Asaeli Driu

Personal information
- Born: 1 January 1930 (age 96) Nadi, Viti Levu, Fiji
- Bowling: Left-arm fast-medium

International information
- National side: Fiji;

Career statistics
| Competition | FC |
| Matches | 4 |
| Runs scored | 56 |
| Batting average | 14.00 |
| 100s/50s | –/– |
| Top score | 16 |
| Balls bowled | 1,059 |
| Wickets | 16 |
| Bowling average | 31.75 |
| 5 wickets in innings | – |
| 10 wickets in match | – |
| Best bowling | 4/98 |
| Catches/stumpings | 2/– |
- Source: Cricinfo, 14 March 2010

= Asaeli Driu =

Fijian cricketer

Asaeli Driu (born January 1, 1930) is a former Fijian cricketer. Driu was a left-arm fast-medium bowler.

Driu made his first-class debut for Fiji in 1954 against Otago during Fiji's 1953/54 tour of New Zealand.
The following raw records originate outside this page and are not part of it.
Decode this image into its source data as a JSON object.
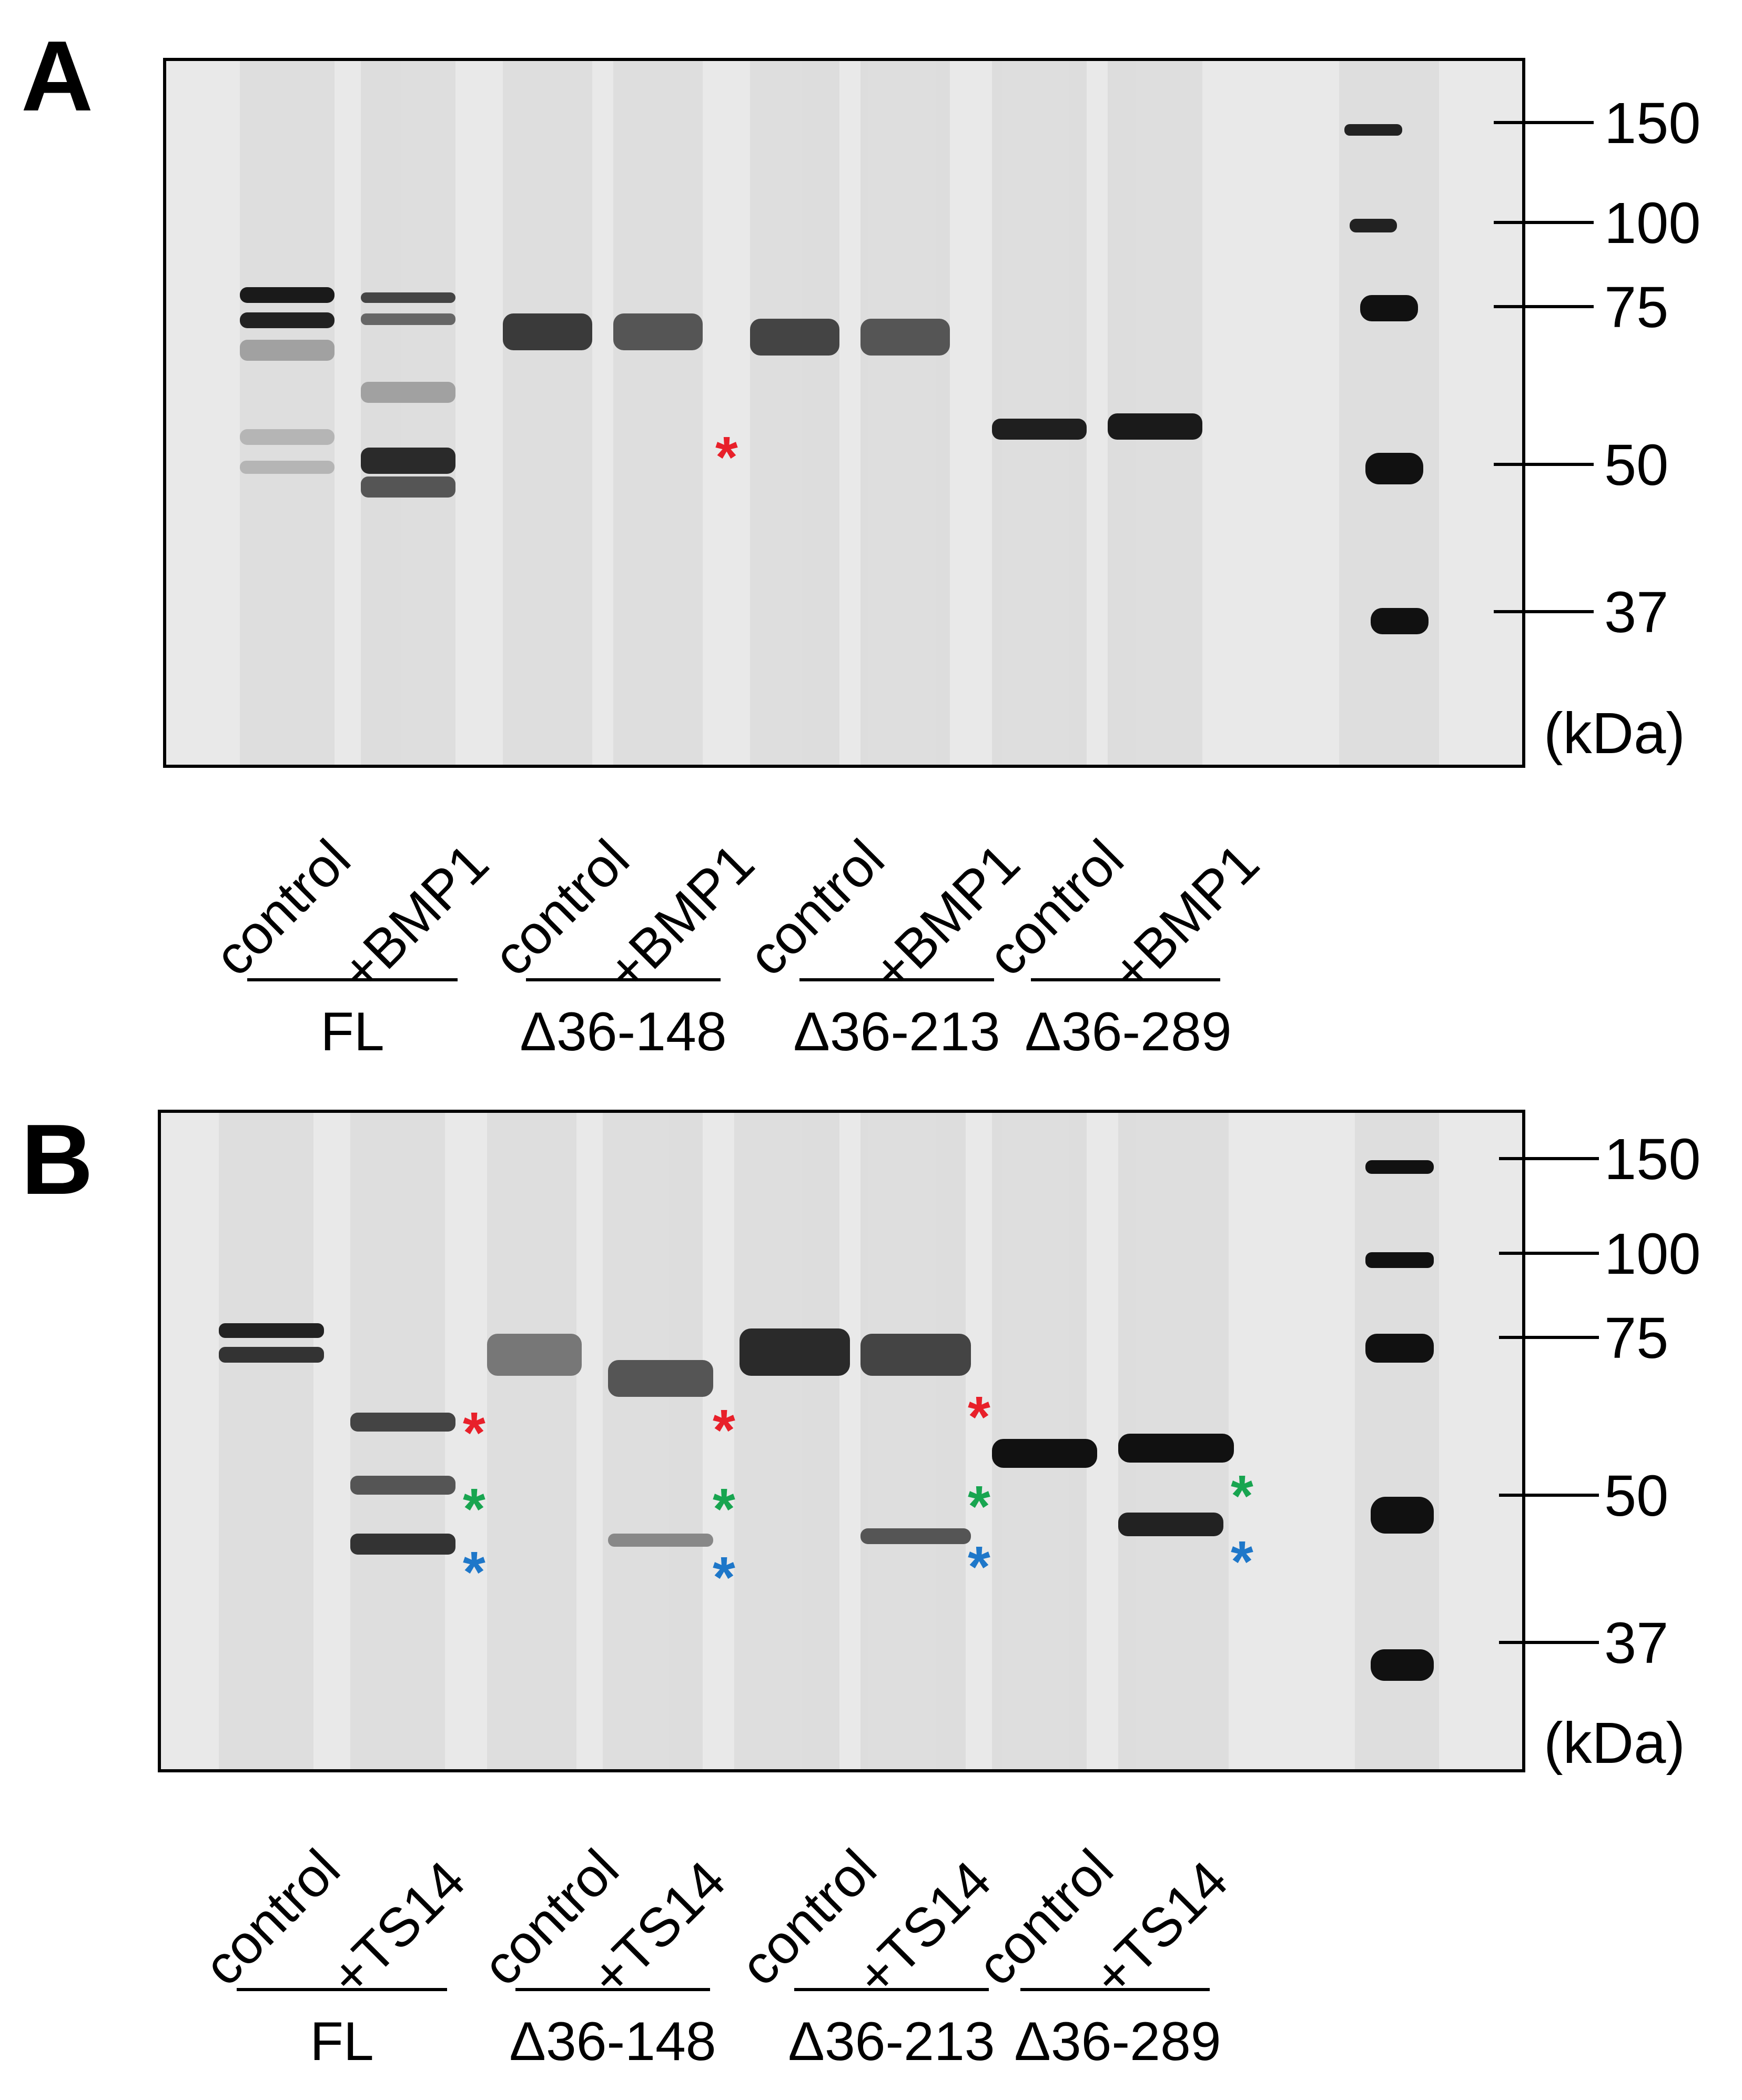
{
  "panels": [
    {
      "letter": "A",
      "lanes": [
        "control",
        "+BMP1",
        "control",
        "+BMP1",
        "control",
        "+BMP1",
        "control",
        "+BMP1"
      ],
      "groups": [
        "FL",
        "Δ36-148",
        "Δ36-213",
        "Δ36-289"
      ],
      "markers": [
        "150",
        "100",
        "75",
        "50",
        "37"
      ],
      "unit": "(kDa)",
      "asterisks": [
        {
          "symbol": "*",
          "color": "#e8202a"
        }
      ]
    },
    {
      "letter": "B",
      "lanes": [
        "control",
        "+TS14",
        "control",
        "+TS14",
        "control",
        "+TS14",
        "control",
        "+TS14"
      ],
      "groups": [
        "FL",
        "Δ36-148",
        "Δ36-213",
        "Δ36-289"
      ],
      "markers": [
        "150",
        "100",
        "75",
        "50",
        "37"
      ],
      "unit": "(kDa)",
      "asterisks": [
        {
          "symbol": "*",
          "color": "#e8202a"
        },
        {
          "symbol": "*",
          "color": "#18a550"
        },
        {
          "symbol": "*",
          "color": "#1e77c9"
        },
        {
          "symbol": "*",
          "color": "#e8202a"
        },
        {
          "symbol": "*",
          "color": "#18a550"
        },
        {
          "symbol": "*",
          "color": "#1e77c9"
        },
        {
          "symbol": "*",
          "color": "#e8202a"
        },
        {
          "symbol": "*",
          "color": "#18a550"
        },
        {
          "symbol": "*",
          "color": "#1e77c9"
        },
        {
          "symbol": "*",
          "color": "#18a550"
        },
        {
          "symbol": "*",
          "color": "#1e77c9"
        }
      ]
    }
  ]
}
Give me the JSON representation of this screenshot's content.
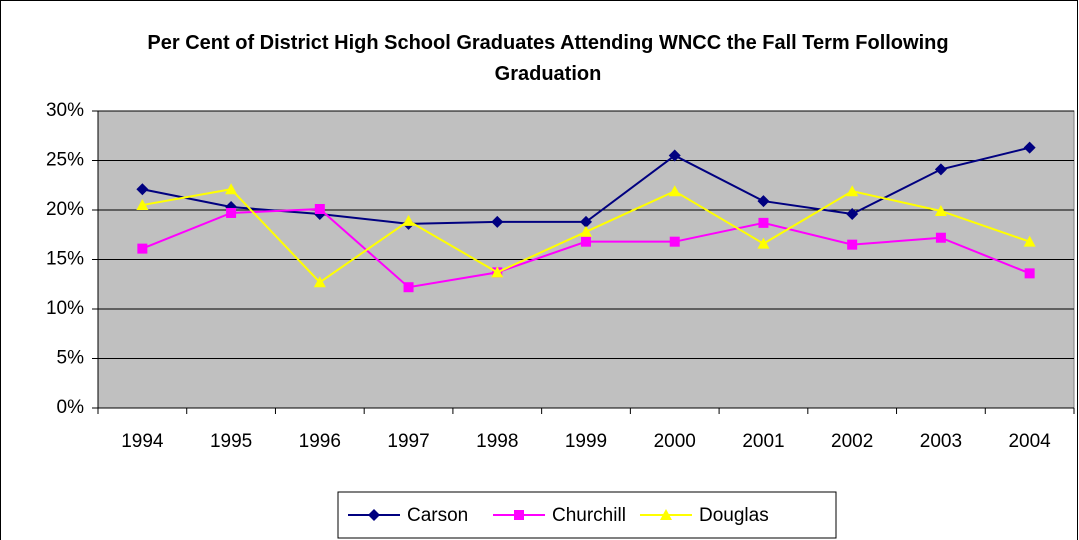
{
  "chart_data": {
    "type": "line",
    "title": "Per Cent of District High School Graduates Attending WNCC the Fall Term Following Graduation",
    "categories": [
      "1994",
      "1995",
      "1996",
      "1997",
      "1998",
      "1999",
      "2000",
      "2001",
      "2002",
      "2003",
      "2004"
    ],
    "series": [
      {
        "name": "Carson",
        "color": "#000080",
        "values": [
          22.1,
          20.3,
          19.6,
          18.6,
          18.8,
          18.8,
          25.5,
          20.9,
          19.6,
          24.1,
          26.3
        ]
      },
      {
        "name": "Churchill",
        "color": "#ff00ff",
        "values": [
          16.1,
          19.7,
          20.1,
          12.2,
          13.7,
          16.8,
          16.8,
          18.7,
          16.5,
          17.2,
          13.6
        ]
      },
      {
        "name": "Douglas",
        "color": "#ffff00",
        "values": [
          20.5,
          22.1,
          12.7,
          18.9,
          13.7,
          17.8,
          21.9,
          16.6,
          21.9,
          19.9,
          16.8
        ]
      }
    ],
    "ylim": [
      0,
      30
    ],
    "yticks": [
      {
        "value": 0,
        "label": "0%"
      },
      {
        "value": 5,
        "label": "5%"
      },
      {
        "value": 10,
        "label": "10%"
      },
      {
        "value": 15,
        "label": "15%"
      },
      {
        "value": 20,
        "label": "20%"
      },
      {
        "value": 25,
        "label": "25%"
      },
      {
        "value": 30,
        "label": "30%"
      }
    ],
    "grid": true,
    "legend": "bottom"
  }
}
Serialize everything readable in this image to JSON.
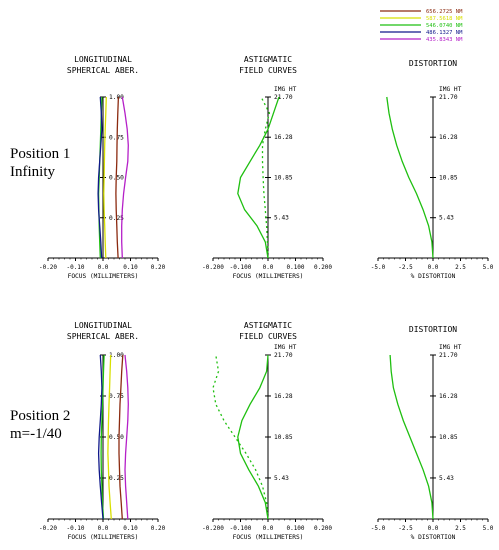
{
  "legend": [
    {
      "label": "656.2725 NM",
      "color": "#8b2a10"
    },
    {
      "label": "587.5618 NM",
      "color": "#d8e000"
    },
    {
      "label": "546.0740 NM",
      "color": "#1fbf10"
    },
    {
      "label": "486.1327 NM",
      "color": "#10188a"
    },
    {
      "label": "435.8343 NM",
      "color": "#b520c8"
    }
  ],
  "rows": [
    {
      "label_line1": "Position 1",
      "label_line2": "Infinity"
    },
    {
      "label_line1": "Position 2",
      "label_line2": "m=-1/40"
    }
  ],
  "chart_data": [
    {
      "type": "line",
      "title": "LONGITUDINAL SPHERICAL ABER.",
      "xlabel": "FOCUS (MILLIMETERS)",
      "xlim": [
        -0.2,
        0.2
      ],
      "ylim": [
        0,
        1
      ],
      "xticks": [
        "-0.20",
        "-0.10",
        "0.0",
        "0.10",
        "0.20"
      ],
      "yticks": [
        "1.00",
        "0.75",
        "0.50",
        "0.25"
      ],
      "yticks_values": [
        1.0,
        0.75,
        0.5,
        0.25
      ],
      "series": [
        {
          "name": "656.2725 NM",
          "color": "#8b2a10",
          "x": [
            0.055,
            0.052,
            0.05,
            0.048,
            0.047,
            0.048,
            0.05,
            0.051,
            0.052,
            0.054,
            0.056
          ],
          "y": [
            0,
            0.1,
            0.2,
            0.3,
            0.4,
            0.5,
            0.6,
            0.7,
            0.8,
            0.9,
            1.0
          ]
        },
        {
          "name": "587.5618 NM",
          "color": "#d8e000",
          "x": [
            0.01,
            0.008,
            0.006,
            0.004,
            0.003,
            0.004,
            0.005,
            0.006,
            0.008,
            0.01,
            0.012
          ],
          "y": [
            0,
            0.1,
            0.2,
            0.3,
            0.4,
            0.5,
            0.6,
            0.7,
            0.8,
            0.9,
            1.0
          ]
        },
        {
          "name": "546.0740 NM",
          "color": "#1fbf10",
          "x": [
            -0.01,
            -0.012,
            -0.014,
            -0.015,
            -0.016,
            -0.014,
            -0.012,
            -0.01,
            -0.008,
            -0.006,
            -0.004
          ],
          "y": [
            0,
            0.1,
            0.2,
            0.3,
            0.4,
            0.5,
            0.6,
            0.7,
            0.8,
            0.9,
            1.0
          ]
        },
        {
          "name": "486.1327 NM",
          "color": "#10188a",
          "x": [
            -0.005,
            -0.008,
            -0.012,
            -0.016,
            -0.018,
            -0.016,
            -0.012,
            -0.008,
            -0.004,
            -0.006,
            -0.01
          ],
          "y": [
            0,
            0.1,
            0.2,
            0.3,
            0.4,
            0.5,
            0.6,
            0.7,
            0.8,
            0.9,
            1.0
          ]
        },
        {
          "name": "435.8343 NM",
          "color": "#b520c8",
          "x": [
            0.07,
            0.068,
            0.068,
            0.07,
            0.075,
            0.082,
            0.09,
            0.092,
            0.088,
            0.08,
            0.07
          ],
          "y": [
            0,
            0.1,
            0.2,
            0.3,
            0.4,
            0.5,
            0.6,
            0.7,
            0.8,
            0.9,
            1.0
          ]
        }
      ]
    },
    {
      "type": "line",
      "title": "ASTIGMATIC FIELD CURVES",
      "ytitle": "IMG HT",
      "xlabel": "FOCUS (MILLIMETERS)",
      "xlim": [
        -0.2,
        0.2
      ],
      "ylim": [
        0,
        21.7
      ],
      "xticks": [
        "-0.200",
        "-0.100",
        "0.0",
        "0.100",
        "0.200"
      ],
      "yticks": [
        "21.70",
        "16.28",
        "10.85",
        "5.43"
      ],
      "yticks_values": [
        21.7,
        16.28,
        10.85,
        5.43
      ],
      "series": [
        {
          "color": "#1fbf10",
          "dash": false,
          "x": [
            0,
            -0.01,
            -0.04,
            -0.085,
            -0.11,
            -0.1,
            -0.065,
            -0.03,
            0,
            0.02,
            0.04
          ],
          "y": [
            0,
            2.17,
            4.34,
            6.51,
            8.68,
            10.85,
            13.02,
            15.19,
            17.36,
            19.53,
            21.7
          ]
        },
        {
          "color": "#1fbf10",
          "dash": true,
          "x": [
            0,
            -0.002,
            -0.005,
            -0.01,
            -0.015,
            -0.018,
            -0.02,
            -0.02,
            -0.01,
            0.005,
            -0.025
          ],
          "y": [
            0,
            2.17,
            4.34,
            6.51,
            8.68,
            10.85,
            13.02,
            15.19,
            17.36,
            19.53,
            21.7
          ]
        }
      ]
    },
    {
      "type": "line",
      "title": "DISTORTION",
      "ytitle": "IMG HT",
      "xlabel": "% DISTORTION",
      "xlim": [
        -5,
        5
      ],
      "ylim": [
        0,
        21.7
      ],
      "xticks": [
        "-5.0",
        "-2.5",
        "0.0",
        "2.5",
        "5.0"
      ],
      "yticks": [
        "21.70",
        "16.28",
        "10.85",
        "5.43"
      ],
      "yticks_values": [
        21.7,
        16.28,
        10.85,
        5.43
      ],
      "series": [
        {
          "color": "#1fbf10",
          "x": [
            0,
            -0.1,
            -0.4,
            -0.9,
            -1.5,
            -2.2,
            -2.8,
            -3.3,
            -3.7,
            -4.0,
            -4.2
          ],
          "y": [
            0,
            2.17,
            4.34,
            6.51,
            8.68,
            10.85,
            13.02,
            15.19,
            17.36,
            19.53,
            21.7
          ]
        }
      ]
    },
    {
      "type": "line",
      "title": "LONGITUDINAL SPHERICAL ABER.",
      "xlabel": "FOCUS (MILLIMETERS)",
      "xlim": [
        -0.2,
        0.2
      ],
      "ylim": [
        0,
        1
      ],
      "xticks": [
        "-0.20",
        "-0.10",
        "0.0",
        "0.10",
        "0.20"
      ],
      "yticks": [
        "1.00",
        "0.75",
        "0.50",
        "0.25"
      ],
      "yticks_values": [
        1.0,
        0.75,
        0.5,
        0.25
      ],
      "series": [
        {
          "name": "656.2725 NM",
          "color": "#8b2a10",
          "x": [
            0.07,
            0.066,
            0.062,
            0.06,
            0.058,
            0.058,
            0.06,
            0.062,
            0.065,
            0.068,
            0.072
          ],
          "y": [
            0,
            0.1,
            0.2,
            0.3,
            0.4,
            0.5,
            0.6,
            0.7,
            0.8,
            0.9,
            1.0
          ]
        },
        {
          "name": "587.5618 NM",
          "color": "#d8e000",
          "x": [
            0.03,
            0.026,
            0.022,
            0.02,
            0.018,
            0.019,
            0.02,
            0.022,
            0.024,
            0.026,
            0.028
          ],
          "y": [
            0,
            0.1,
            0.2,
            0.3,
            0.4,
            0.5,
            0.6,
            0.7,
            0.8,
            0.9,
            1.0
          ]
        },
        {
          "name": "546.0740 NM",
          "color": "#1fbf10",
          "x": [
            0.002,
            -0.002,
            -0.004,
            -0.006,
            -0.007,
            -0.006,
            -0.004,
            -0.002,
            0.0,
            0.002,
            0.004
          ],
          "y": [
            0,
            0.1,
            0.2,
            0.3,
            0.4,
            0.5,
            0.6,
            0.7,
            0.8,
            0.9,
            1.0
          ]
        },
        {
          "name": "486.1327 NM",
          "color": "#10188a",
          "x": [
            0.0,
            -0.005,
            -0.01,
            -0.014,
            -0.016,
            -0.014,
            -0.01,
            -0.006,
            -0.004,
            -0.006,
            -0.01
          ],
          "y": [
            0,
            0.1,
            0.2,
            0.3,
            0.4,
            0.5,
            0.6,
            0.7,
            0.8,
            0.9,
            1.0
          ]
        },
        {
          "name": "435.8343 NM",
          "color": "#b520c8",
          "x": [
            0.09,
            0.086,
            0.082,
            0.08,
            0.082,
            0.086,
            0.09,
            0.092,
            0.09,
            0.086,
            0.08
          ],
          "y": [
            0,
            0.1,
            0.2,
            0.3,
            0.4,
            0.5,
            0.6,
            0.7,
            0.8,
            0.9,
            1.0
          ]
        }
      ]
    },
    {
      "type": "line",
      "title": "ASTIGMATIC FIELD CURVES",
      "ytitle": "IMG HT",
      "xlabel": "FOCUS (MILLIMETERS)",
      "xlim": [
        -0.2,
        0.2
      ],
      "ylim": [
        0,
        21.7
      ],
      "xticks": [
        "-0.200",
        "-0.100",
        "0.0",
        "0.100",
        "0.200"
      ],
      "yticks": [
        "21.70",
        "16.28",
        "10.85",
        "5.43"
      ],
      "yticks_values": [
        21.7,
        16.28,
        10.85,
        5.43
      ],
      "series": [
        {
          "color": "#1fbf10",
          "dash": false,
          "x": [
            0,
            -0.01,
            -0.035,
            -0.07,
            -0.1,
            -0.11,
            -0.095,
            -0.065,
            -0.03,
            -0.005,
            0
          ],
          "y": [
            0,
            2.17,
            4.34,
            6.51,
            8.68,
            10.85,
            13.02,
            15.19,
            17.36,
            19.53,
            21.7
          ]
        },
        {
          "color": "#1fbf10",
          "dash": true,
          "x": [
            0,
            -0.005,
            -0.02,
            -0.045,
            -0.08,
            -0.12,
            -0.16,
            -0.19,
            -0.2,
            -0.18,
            -0.19
          ],
          "y": [
            0,
            2.17,
            4.34,
            6.51,
            8.68,
            10.85,
            13.02,
            15.19,
            17.36,
            19.53,
            21.7
          ]
        }
      ]
    },
    {
      "type": "line",
      "title": "DISTORTION",
      "ytitle": "IMG HT",
      "xlabel": "% DISTORTION",
      "xlim": [
        -5,
        5
      ],
      "ylim": [
        0,
        21.7
      ],
      "xticks": [
        "-5.0",
        "-2.5",
        "0.0",
        "2.5",
        "5.0"
      ],
      "yticks": [
        "21.70",
        "16.28",
        "10.85",
        "5.43"
      ],
      "yticks_values": [
        21.7,
        16.28,
        10.85,
        5.43
      ],
      "series": [
        {
          "color": "#1fbf10",
          "x": [
            0,
            -0.1,
            -0.4,
            -0.9,
            -1.5,
            -2.1,
            -2.7,
            -3.2,
            -3.6,
            -3.8,
            -3.9
          ],
          "y": [
            0,
            2.17,
            4.34,
            6.51,
            8.68,
            10.85,
            13.02,
            15.19,
            17.36,
            19.53,
            21.7
          ]
        }
      ]
    }
  ]
}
During the tour he played three further first-class matches, with his final first-class match for Fiji coming against Auckland.

In his 4 first-class matches for Fiji he scored 56 runs at a batting average of 14.00, with a high score of 16. With the ball he took 16 wickets at a bowling average of 31.75, with best figures of 4/98. In the field Driu took 2 catches.

Driu also represented Fiji in 22 non first-class matches for Fiji from 1954 to 1962. Driu's final match for Fiji came against Ashburton County during Fiji's 1961/62 tour of New Zealand.